The signature gatherers were playing on the ignorance of Alameda residents about the status of cleanup efforts. If the ignorance of the signature gatherers proves anything, it is that their message was one that they were trained to repeat. If they were not from around here, which they weren’t, then how would they have any knowledge of the amount of contamination at Alameda Point. How would they have gotten so far off message just because “they were from out of town”?
Comment by Richard Bangert — January 13, 2010 @ 8:14 pm
Bob,
#48 in your last sentence…I actually don’t realize that..you’re putting words in my mouth…not a good thing…speak for yourself. I don’t really know all that happened in Albuquerque or all the circumstances behind it and really don’t have the time to look into it. But one thing I do know SunCal wouldn’t be in business if that is all they did.
Vote your way we will vote our way.
Comment by Joaquin — January 13, 2010 @ 8:19 pm
#42
Did you gather signatures for SunCal’s initiative? You seem like a well informed chap. Instead of paying contractors per signature to put the measure on the ballot, shouldn’t have SunCal executives been out there collecting the signatures themselves?
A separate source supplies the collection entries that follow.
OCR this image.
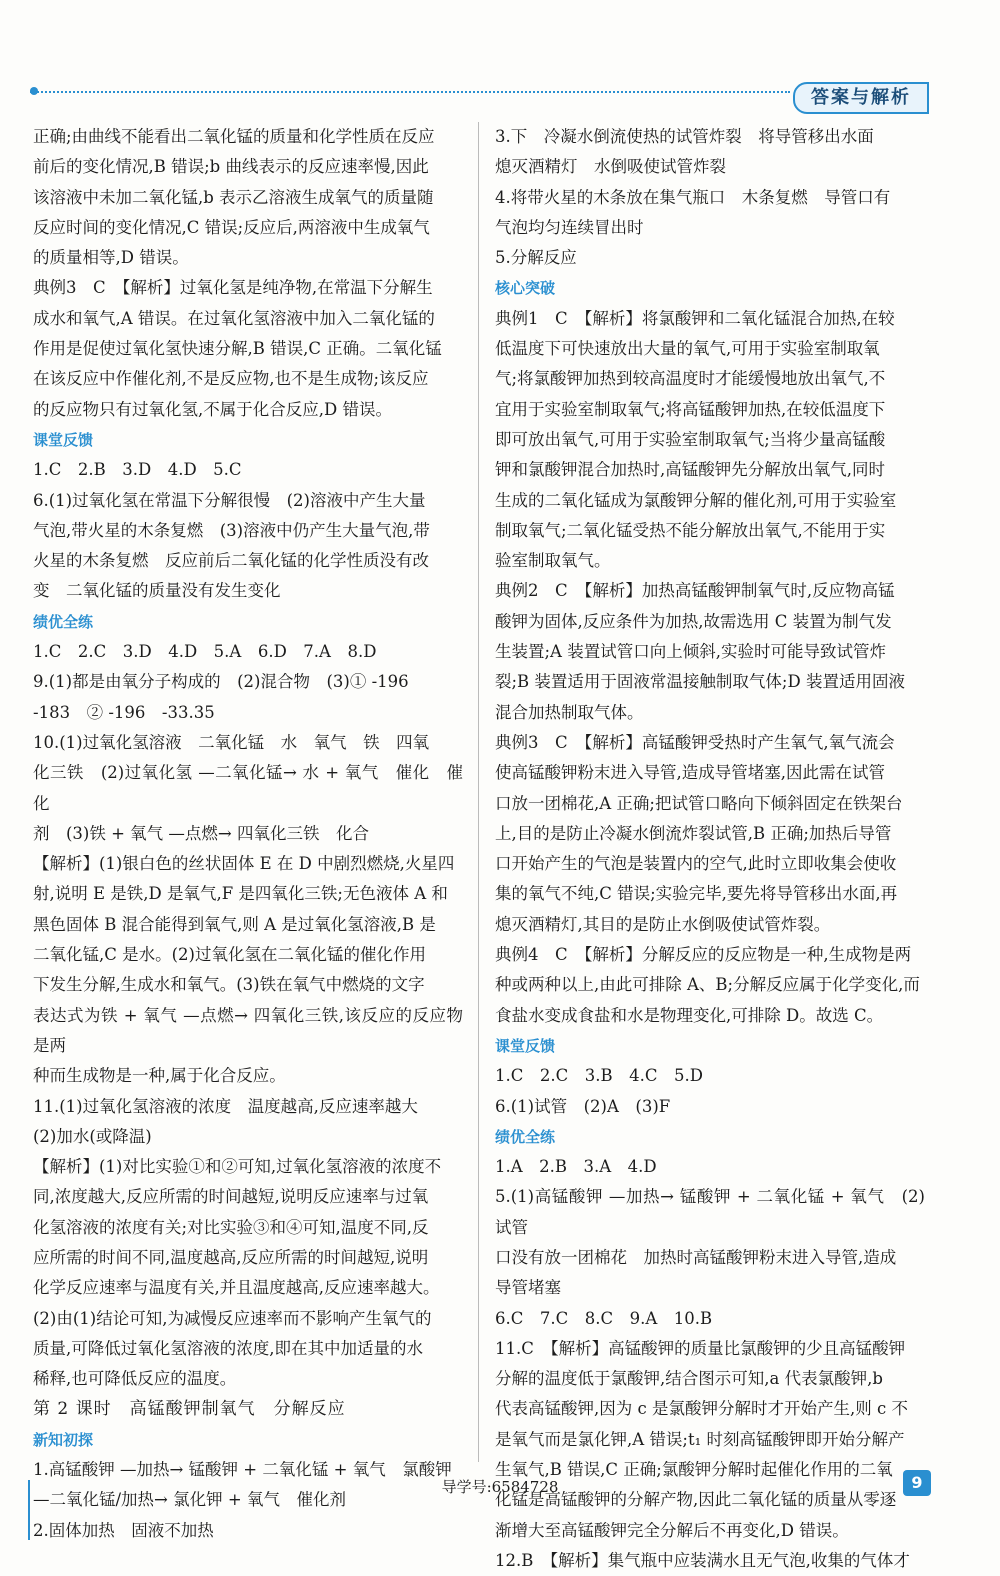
答案与解析

正确;由曲线不能看出二氧化锰的质量和化学性质在反应

前后的变化情况,B 错误;b 曲线表示的反应速率慢,因此

该溶液中未加二氧化锰,b 表示乙溶液生成氧气的质量随

反应时间的变化情况,C 错误;反应后,两溶液中生成氧气

的质量相等,D 错误。

典例3　C　【解析】过氧化氢是纯净物,在常温下分解生

成水和氧气,A 错误。在过氧化氢溶液中加入二氧化锰的

作用是促使过氧化氢快速分解,B 错误,C 正确。二氧化锰

在该反应中作催化剂,不是反应物,也不是生成物;该反应

的反应物只有过氧化氢,不属于化合反应,D 错误。

课堂反馈

1.C　2.B　3.D　4.D　5.C

6.(1)过氧化氢在常温下分解很慢　(2)溶液中产生大量

气泡,带火星的木条复燃　(3)溶液中仍产生大量气泡,带

火星的木条复燃　反应前后二氧化锰的化学性质没有改

变　二氧化锰的质量没有发生变化

绩优全练

1.C　2.C　3.D　4.D　5.A　6.D　7.A　8.D

9.(1)都是由氧分子构成的　(2)混合物　(3)① -196

-183　② -196　-33.35

10.(1)过氧化氢溶液　二氧化锰　水　氧气　铁　四氧

化三铁　(2)过氧化氢 —二氧化锰→ 水 + 氧气　催化　催化

剂　(3)铁 + 氧气 —点燃→ 四氧化三铁　化合

【解析】(1)银白色的丝状固体 E 在 D 中剧烈燃烧,火星四

射,说明 E 是铁,D 是氧气,F 是四氧化三铁;无色液体 A 和

黑色固体 B 混合能得到氧气,则 A 是过氧化氢溶液,B 是

二氧化锰,C 是水。(2)过氧化氢在二氧化锰的催化作用

下发生分解,生成水和氧气。(3)铁在氧气中燃烧的文字

表达式为铁 + 氧气 —点燃→ 四氧化三铁,该反应的反应物是两

种而生成物是一种,属于化合反应。

11.(1)过氧化氢溶液的浓度　温度越高,反应速率越大

(2)加水(或降温)

【解析】(1)对比实验①和②可知,过氧化氢溶液的浓度不

同,浓度越大,反应所需的时间越短,说明反应速率与过氧

化氢溶液的浓度有关;对比实验③和④可知,温度不同,反

应所需的时间不同,温度越高,反应所需的时间越短,说明

化学反应速率与温度有关,并且温度越高,反应速率越大。

(2)由(1)结论可知,为减慢反应速率而不影响产生氧气的

质量,可降低过氧化氢溶液的浓度,即在其中加适量的水

稀释,也可降低反应的温度。

第 2 课时　高锰酸钾制氧气　分解反应

新知初探

1.高锰酸钾 —加热→ 锰酸钾 + 二氧化锰 + 氧气　氯酸钾

—二氧化锰/加热→ 氯化钾 + 氧气　催化剂

2.固体加热　固液不加热

3.下　冷凝水倒流使热的试管炸裂　将导管移出水面

熄灭酒精灯　水倒吸使试管炸裂

4.将带火星的木条放在集气瓶口　木条复燃　导管口有

气泡均匀连续冒出时

5.分解反应

核心突破

典例1　C　【解析】将氯酸钾和二氧化锰混合加热,在较

低温度下可快速放出大量的氧气,可用于实验室制取氧

气;将氯酸钾加热到较高温度时才能缓慢地放出氧气,不

宜用于实验室制取氧气;将高锰酸钾加热,在较低温度下

即可放出氧气,可用于实验室制取氧气;当将少量高锰酸

钾和氯酸钾混合加热时,高锰酸钾先分解放出氧气,同时

生成的二氧化锰成为氯酸钾分解的催化剂,可用于实验室

制取氧气;二氧化锰受热不能分解放出氧气,不能用于实

验室制取氧气。

典例2　C　【解析】加热高锰酸钾制氧气时,反应物高锰

酸钾为固体,反应条件为加热,故需选用 C 装置为制气发

生装置;A 装置试管口向上倾斜,实验时可能导致试管炸

裂;B 装置适用于固液常温接触制取气体;D 装置适用固液

混合加热制取气体。

典例3　C　【解析】高锰酸钾受热时产生氧气,氧气流会

使高锰酸钾粉末进入导管,造成导管堵塞,因此需在试管

口放一团棉花,A 正确;把试管口略向下倾斜固定在铁架台

上,目的是防止冷凝水倒流炸裂试管,B 正确;加热后导管

口开始产生的气泡是装置内的空气,此时立即收集会使收

集的氧气不纯,C 错误;实验完毕,要先将导管移出水面,再

熄灭酒精灯,其目的是防止水倒吸使试管炸裂。

典例4　C　【解析】分解反应的反应物是一种,生成物是两

种或两种以上,由此可排除 A、B;分解反应属于化学变化,而

食盐水变成食盐和水是物理变化,可排除 D。故选 C。

课堂反馈

1.C　2.C　3.B　4.C　5.D

6.(1)试管　(2)A　(3)F

绩优全练

1.A　2.B　3.A　4.D

5.(1)高锰酸钾 —加热→ 锰酸钾 + 二氧化锰 + 氧气　(2)试管

口没有放一团棉花　加热时高锰酸钾粉末进入导管,造成

导管堵塞

6.C　7.C　8.C　9.A　10.B

11.C　【解析】高锰酸钾的质量比氯酸钾的少且高锰酸钾

分解的温度低于氯酸钾,结合图示可知,a 代表氯酸钾,b

代表高锰酸钾,因为 c 是氯酸钾分解时才开始产生,则 c 不

是氧气而是氯化钾,A 错误;t₁ 时刻高锰酸钾即开始分解产

生氧气,B 错误,C 正确;氯酸钾分解时起催化作用的二氧

化锰是高锰酸钾的分解产物,因此二氧化锰的质量从零逐

渐增大至高锰酸钾完全分解后不再变化,D 错误。

12.B　【解析】集气瓶中应装满水且无气泡,收集的气体才

导学号:6584728	9
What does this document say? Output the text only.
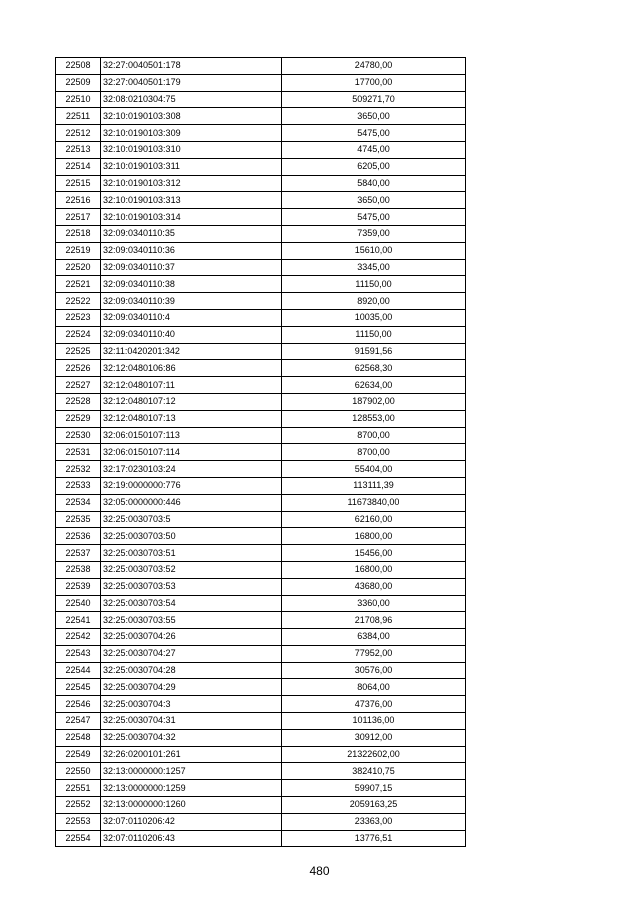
22508	32:27:0040501:178	24780,00
22509	32:27:0040501:179	17700,00
22510	32:08:0210304:75	509271,70
22511	32:10:0190103:308	3650,00
22512	32:10:0190103:309	5475,00
22513	32:10:0190103:310	4745,00
22514	32:10:0190103:311	6205,00
22515	32:10:0190103:312	5840,00
22516	32:10:0190103:313	3650,00
22517	32:10:0190103:314	5475,00
22518	32:09:0340110:35	7359,00
22519	32:09:0340110:36	15610,00
22520	32:09:0340110:37	3345,00
22521	32:09:0340110:38	11150,00
22522	32:09:0340110:39	8920,00
22523	32:09:0340110:4	10035,00
22524	32:09:0340110:40	11150,00
22525	32:11:0420201:342	91591,56
22526	32:12:0480106:86	62568,30
22527	32:12:0480107:11	62634,00
22528	32:12:0480107:12	187902,00
22529	32:12:0480107:13	128553,00
22530	32:06:0150107:113	8700,00
22531	32:06:0150107:114	8700,00
22532	32:17:0230103:24	55404,00
22533	32:19:0000000:776	113111,39
22534	32:05:0000000:446	11673840,00
22535	32:25:0030703:5	62160,00
22536	32:25:0030703:50	16800,00
22537	32:25:0030703:51	15456,00
22538	32:25:0030703:52	16800,00
22539	32:25:0030703:53	43680,00
22540	32:25:0030703:54	3360,00
22541	32:25:0030703:55	21708,96
22542	32:25:0030704:26	6384,00
22543	32:25:0030704:27	77952,00
22544	32:25:0030704:28	30576,00
22545	32:25:0030704:29	8064,00
22546	32:25:0030704:3	47376,00
22547	32:25:0030704:31	101136,00
22548	32:25:0030704:32	30912,00
22549	32:26:0200101:261	21322602,00
22550	32:13:0000000:1257	382410,75
22551	32:13:0000000:1259	59907,15
22552	32:13:0000000:1260	2059163,25
22553	32:07:0110206:42	23363,00
22554	32:07:0110206:43	13776,51
480
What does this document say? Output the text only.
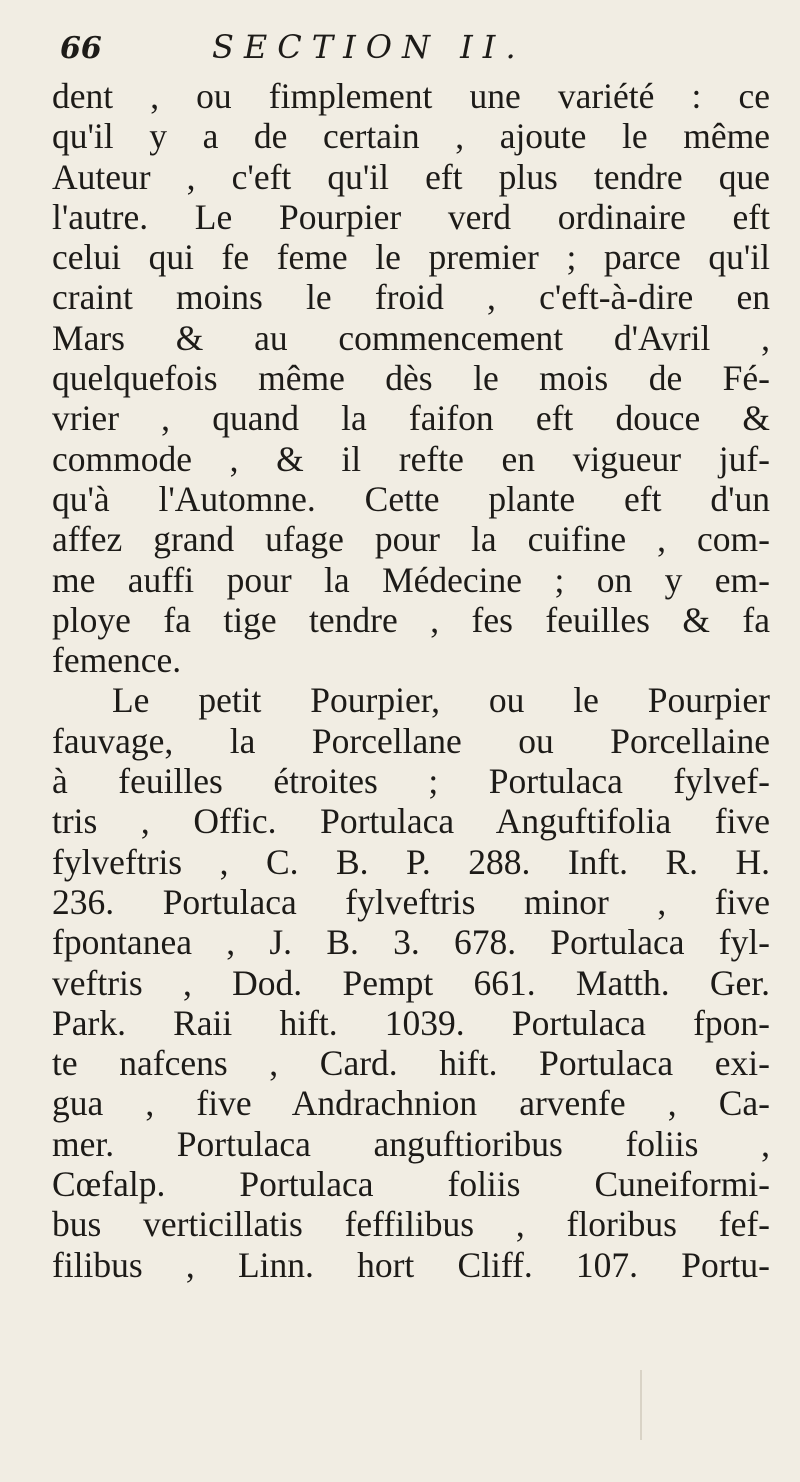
66	SECTION II.
dent , ou fimplement une variété : ce
qu'il y a de certain , ajoute le même
Auteur , c'eft qu'il eft plus tendre que
l'autre. Le Pourpier verd ordinaire eft
celui qui fe feme le premier ; parce qu'il
craint moins le froid , c'eft-à-dire en
Mars & au commencement d'Avril ,
quelquefois même dès le mois de Fé-
vrier , quand la faifon eft douce &
commode , & il refte en vigueur juf-
qu'à l'Automne. Cette plante eft d'un
affez grand ufage pour la cuifine , com-
me auffi pour la Médecine ; on y em-
ploye fa tige tendre , fes feuilles & fa
femence.
Le petit Pourpier, ou le Pourpier
fauvage, la Porcellane ou Porcellaine
à feuilles étroites ; Portulaca fylvef-
tris , Offic. Portulaca Anguftifolia five
fylveftris , C. B. P. 288. Inft. R. H.
236. Portulaca fylveftris minor , five
fpontanea , J. B. 3. 678. Portulaca fyl-
veftris , Dod. Pempt 661. Matth. Ger.
Park. Raii hift. 1039. Portulaca fpon-
te nafcens , Card. hift. Portulaca exi-
gua , five Andrachnion arvenfe , Ca-
mer. Portulaca anguftioribus foliis ,
Cœfalp. Portulaca foliis Cuneiformi-
bus verticillatis feffilibus , floribus fef-
filibus , Linn. hort Cliff. 107. Portu-
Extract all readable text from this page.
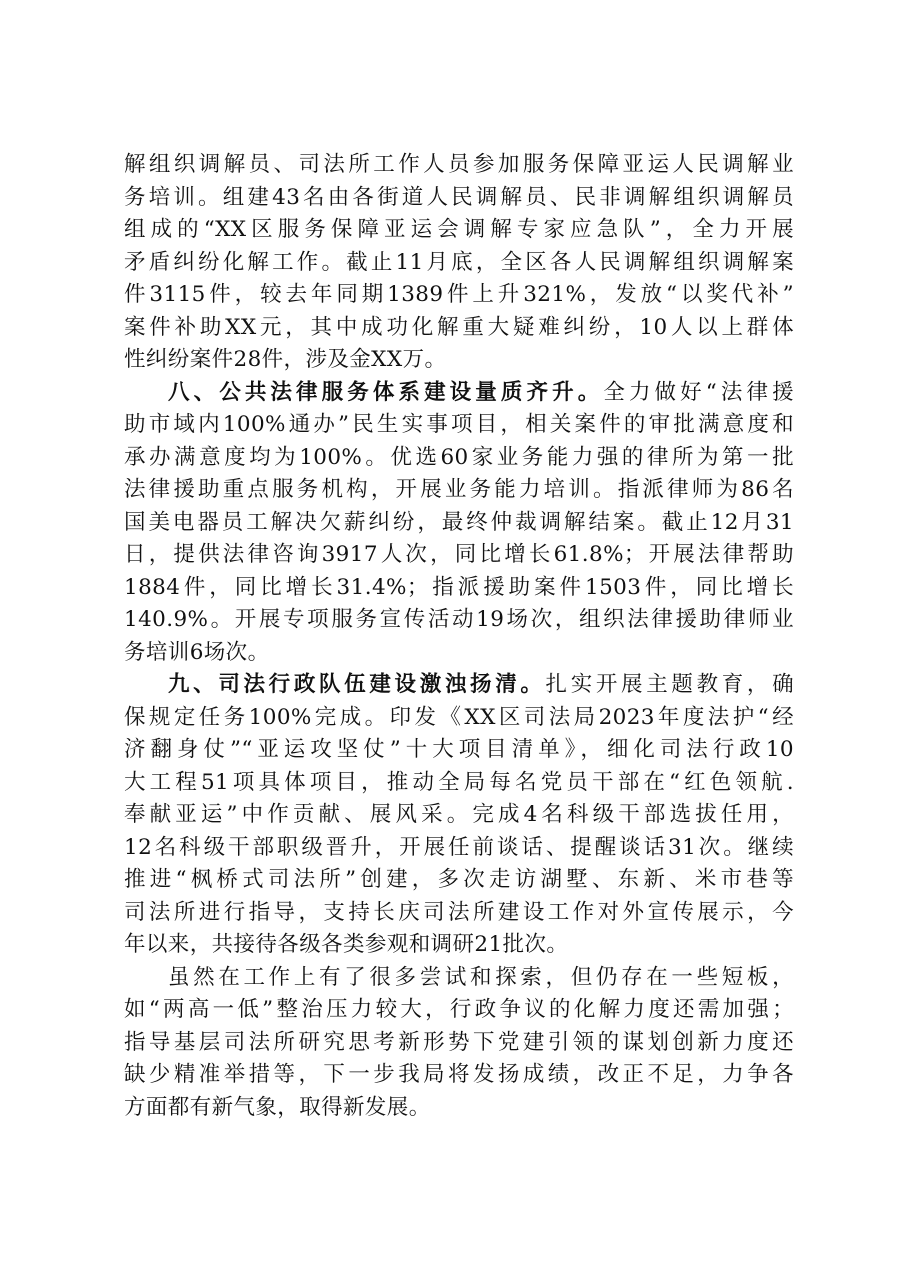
解组织调解员、司法所工作人员参加服务保障亚运人民调解业
务培训。组建43名由各街道人民调解员、民非调解组织调解员
组成的“XX区服务保障亚运会调解专家应急队”，全力开展
矛盾纠纷化解工作。截止11月底，全区各人民调解组织调解案
件3115件，较去年同期1389件上升321%，发放“以奖代补”
案件补助XX元，其中成功化解重大疑难纠纷，10人以上群体
性纠纷案件28件，涉及金XX万。
八、公共法律服务体系建设量质齐升。全力做好“法律援
助市域内100%通办”民生实事项目，相关案件的审批满意度和
承办满意度均为100%。优选60家业务能力强的律所为第一批
法律援助重点服务机构，开展业务能力培训。指派律师为86名
国美电器员工解决欠薪纠纷，最终仲裁调解结案。截止12月31
日，提供法律咨询3917人次，同比增长61.8%；开展法律帮助
1884件，同比增长31.4%；指派援助案件1503件，同比增长
140.9%。开展专项服务宣传活动19场次，组织法律援助律师业
务培训6场次。
九、司法行政队伍建设激浊扬清。扎实开展主题教育，确
保规定任务100%完成。印发《XX区司法局2023年度法护“经
济翻身仗”“亚运攻坚仗”十大项目清单》，细化司法行政10
大工程51项具体项目，推动全局每名党员干部在“红色领航.
奉献亚运”中作贡献、展风采。完成4名科级干部选拔任用，
12名科级干部职级晋升，开展任前谈话、提醒谈话31次。继续
推进“枫桥式司法所”创建，多次走访湖墅、东新、米市巷等
司法所进行指导，支持长庆司法所建设工作对外宣传展示，今
年以来，共接待各级各类参观和调研21批次。
虽然在工作上有了很多尝试和探索，但仍存在一些短板，
如“两高一低”整治压力较大，行政争议的化解力度还需加强；
指导基层司法所研究思考新形势下党建引领的谋划创新力度还
缺少精准举措等，下一步我局将发扬成绩，改正不足，力争各
方面都有新气象，取得新发展。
Comment by AlamedaNayTiff — January 13, 2010 @ 8:23 pm
#49
Why did SunCal find it necessary to hire signature gatherers from out-of-town to put their measure on the ballot? Did anyone of the 13 people listed on SunCal’s advisory committee volunteer to gather signatures for the petition without being paid?
http://alamedapoint.blogspot.com/
Comment by AlamedaNayTiff — January 13, 2010 @ 8:44 pm
I would think 90% or more of every prop’s put in elections in California are from paid signature gathers…no surprise. BTW I never encountered 1 signature gather for Alameda Point or I would have signed.
Comment by Joaquin — January 13, 2010 @ 9:15 pm
Joaquin et al: Could you try and scrape up somebody who’s not a professional advocate and not associated with developers, just an ordinary, disinterested citizen, who’s followed SunCal’s initiative, understands the terms and is in favor of it?
and for #50: SunCal may not be in business much longer, literally. Lehman is going to wipe them out in bankruptcy court.
It’s fortunate that soembody’s taking an interest in this.
Comment by dlm — January 13, 2010 @ 9:37 pm
DLM: You imply that anyone who has spoken out for Measure B is either a “professional advocate” or “associated with developers,” I would ask that you prove that assertion is true prior to asking for people who do not fit into those two categories.
Comment by Lauren Do — January 14, 2010 @ 6:47 am
#51
Let’s see. This is Thursday so it’s wine and yes on B vote gathering night at the Pasta P. Some of you nay sayers should show up to whine else you’ll leave all the uninformed chaps to me.